An exploration of Hannah Arendt’s concept of storytelling and its implications for understanding organizational subjectivity

The presentation will focus on Arendt’s concept of action as storytelling. More specifically is discussed how this concept may be used for understanding for how people enact their subjectivities in organizations. Storytelling is presented as the practical ways in which subjectivities are made within a dispositive. Dispositive is Foucault’s concept for where power becomes concrete. It captures the ways spaces of appearance—the spaces where human subjects appear to each other and are mutually recognized—are prescribed and regulated.

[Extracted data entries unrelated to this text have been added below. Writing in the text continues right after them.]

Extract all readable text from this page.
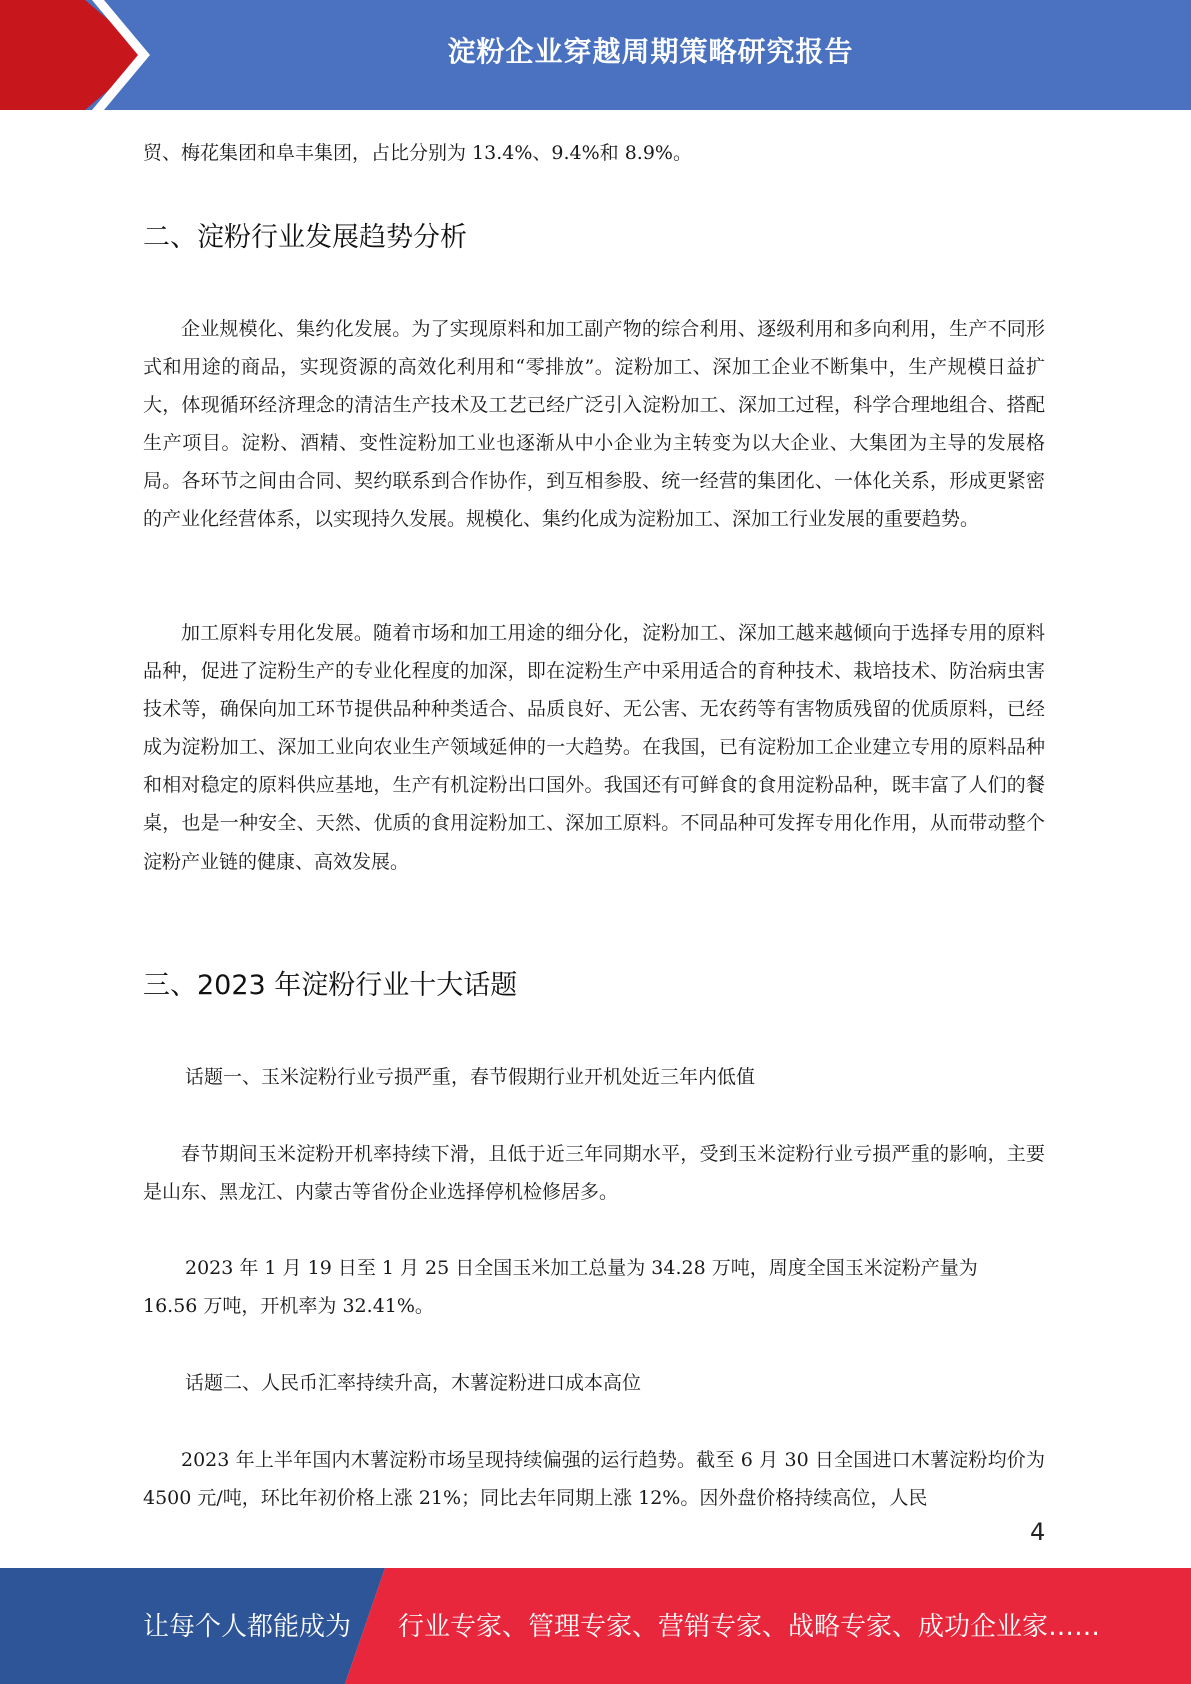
淀粉企业穿越周期策略研究报告
贸、梅花集团和阜丰集团，占比分别为 13.4%、9.4%和 8.9%。
二、淀粉行业发展趋势分析
企业规模化、集约化发展。为了实现原料和加工副产物的综合利用、逐级利用和多向利用，生产不同形式和用途的商品，实现资源的高效化利用和“零排放”。淀粉加工、深加工企业不断集中，生产规模日益扩大，体现循环经济理念的清洁生产技术及工艺已经广泛引入淀粉加工、深加工过程，科学合理地组合、搭配生产项目。淀粉、酒精、变性淀粉加工业也逐渐从中小企业为主转变为以大企业、大集团为主导的发展格局。各环节之间由合同、契约联系到合作协作，到互相参股、统一经营的集团化、一体化关系，形成更紧密的产业化经营体系，以实现持久发展。规模化、集约化成为淀粉加工、深加工行业发展的重要趋势。
加工原料专用化发展。随着市场和加工用途的细分化，淀粉加工、深加工越来越倾向于选择专用的原料品种，促进了淀粉生产的专业化程度的加深，即在淀粉生产中采用适合的育种技术、栽培技术、防治病虫害技术等，确保向加工环节提供品种种类适合、品质良好、无公害、无农药等有害物质残留的优质原料，已经成为淀粉加工、深加工业向农业生产领域延伸的一大趋势。在我国，已有淀粉加工企业建立专用的原料品种和相对稳定的原料供应基地，生产有机淀粉出口国外。我国还有可鲜食的食用淀粉品种，既丰富了人们的餐桌，也是一种安全、天然、优质的食用淀粉加工、深加工原料。不同品种可发挥专用化作用，从而带动整个淀粉产业链的健康、高效发展。
三、2023 年淀粉行业十大话题
话题一、玉米淀粉行业亏损严重，春节假期行业开机处近三年内低值
春节期间玉米淀粉开机率持续下滑，且低于近三年同期水平，受到玉米淀粉行业亏损严重的影响，主要是山东、黑龙江、内蒙古等省份企业选择停机检修居多。
2023 年 1 月 19 日至 1 月 25 日全国玉米加工总量为 34.28 万吨，周度全国玉米淀粉产量为
16.56 万吨，开机率为 32.41%。
话题二、人民币汇率持续升高，木薯淀粉进口成本高位
2023 年上半年国内木薯淀粉市场呈现持续偏强的运行趋势。截至 6 月 30 日全国进口木薯淀粉均价为 4500 元/吨，环比年初价格上涨 21%；同比去年同期上涨 12%。因外盘价格持续高位，人民
4
让每个人都能成为 行业专家、管理专家、营销专家、战略专家、成功企业家……
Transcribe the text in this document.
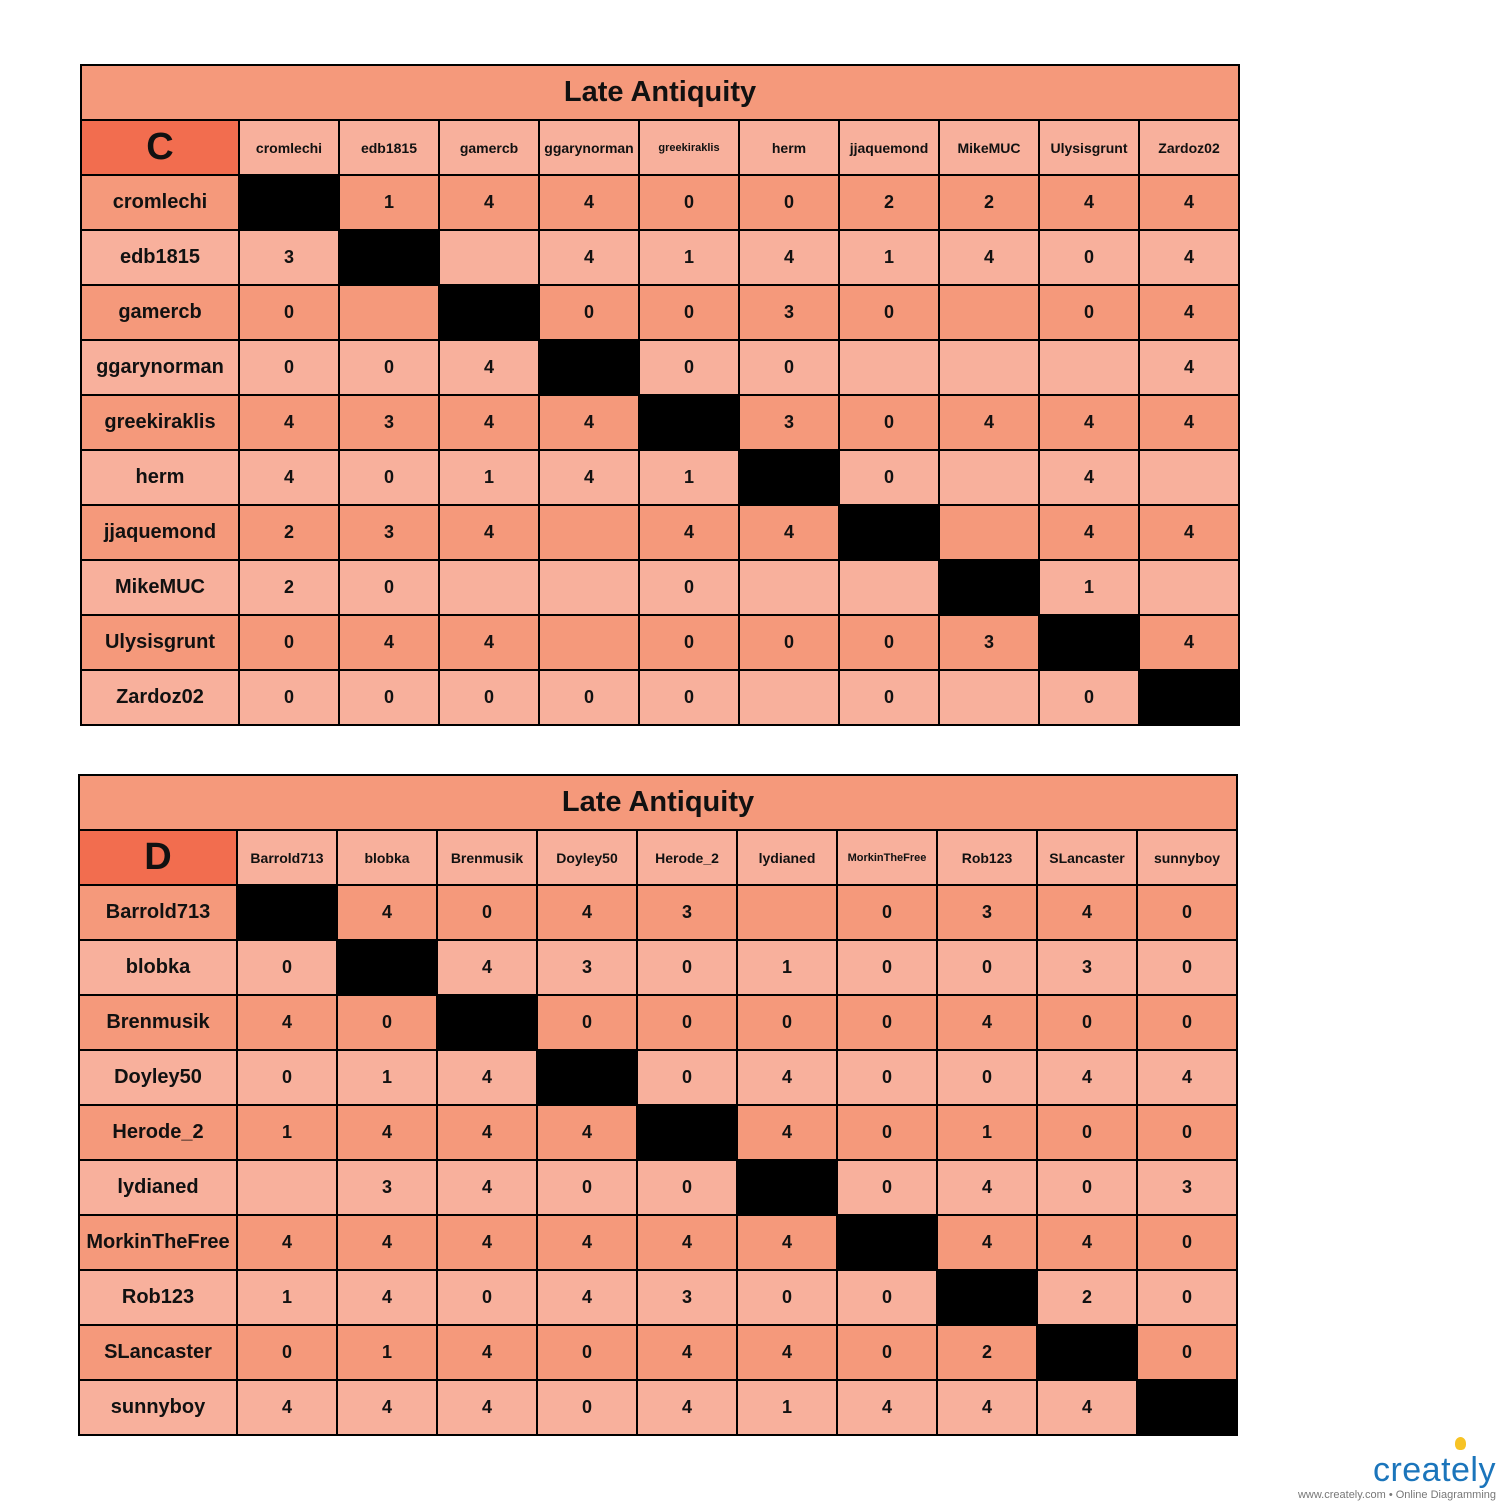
Late Antiquity										
C	cromlechi	edb1815	gamercb	ggarynorman	greekiraklis	herm	jjaquemond	MikeMUC	Ulysisgrunt	Zardoz02
cromlechi		1	4	4	0	0	2	2	4	4
edb1815	3			4	1	4	1	4	0	4
gamercb	0			0	0	3	0		0	4
ggarynorman	0	0	4		0	0				4
greekiraklis	4	3	4	4		3	0	4	4	4
herm	4	0	1	4	1		0		4	
jjaquemond	2	3	4		4	4			4	4
MikeMUC	2	0			0				1	
Ulysisgrunt	0	4	4		0	0	0	3		4
Zardoz02	0	0	0	0	0		0		0	
Late Antiquity										
D	Barrold713	blobka	Brenmusik	Doyley50	Herode_2	lydianed	MorkinTheFree	Rob123	SLancaster	sunnyboy
Barrold713		4	0	4	3		0	3	4	0
blobka	0		4	3	0	1	0	0	3	0
Brenmusik	4	0		0	0	0	0	4	0	0
Doyley50	0	1	4		0	4	0	0	4	4
Herode_2	1	4	4	4		4	0	1	0	0
lydianed		3	4	0	0		0	4	0	3
MorkinTheFree	4	4	4	4	4	4		4	4	0
Rob123	1	4	0	4	3	0	0		2	0
SLancaster	0	1	4	0	4	4	0	2		0
sunnyboy	4	4	4	0	4	1	4	4	4	
creately
www.creately.com • Online Diagramming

How people enact their subjectivity is theorized through Arendt’s concept of storytelling as action, which through the work of Butler is reworked into a collective, embodied and material performance.

The implications are that storytelling and power are not in a position of exteriority to one another. Instead they are closely intertwined and entangled in the fabric of everyday life. Power relations frame and condition the space for action whereby they make certain stories possible and permissible. At the same time, however, stories always establish a new beginning and reshape reality. The framework is illustrated by analysing stories from a management learning project. The analysis provides a window into a complex and dynamic social world and illuminates the subjects’ continuous work in finding managerial styles that work within the different historical, spatial and material conditions of being managers.

The seminar will be held in English!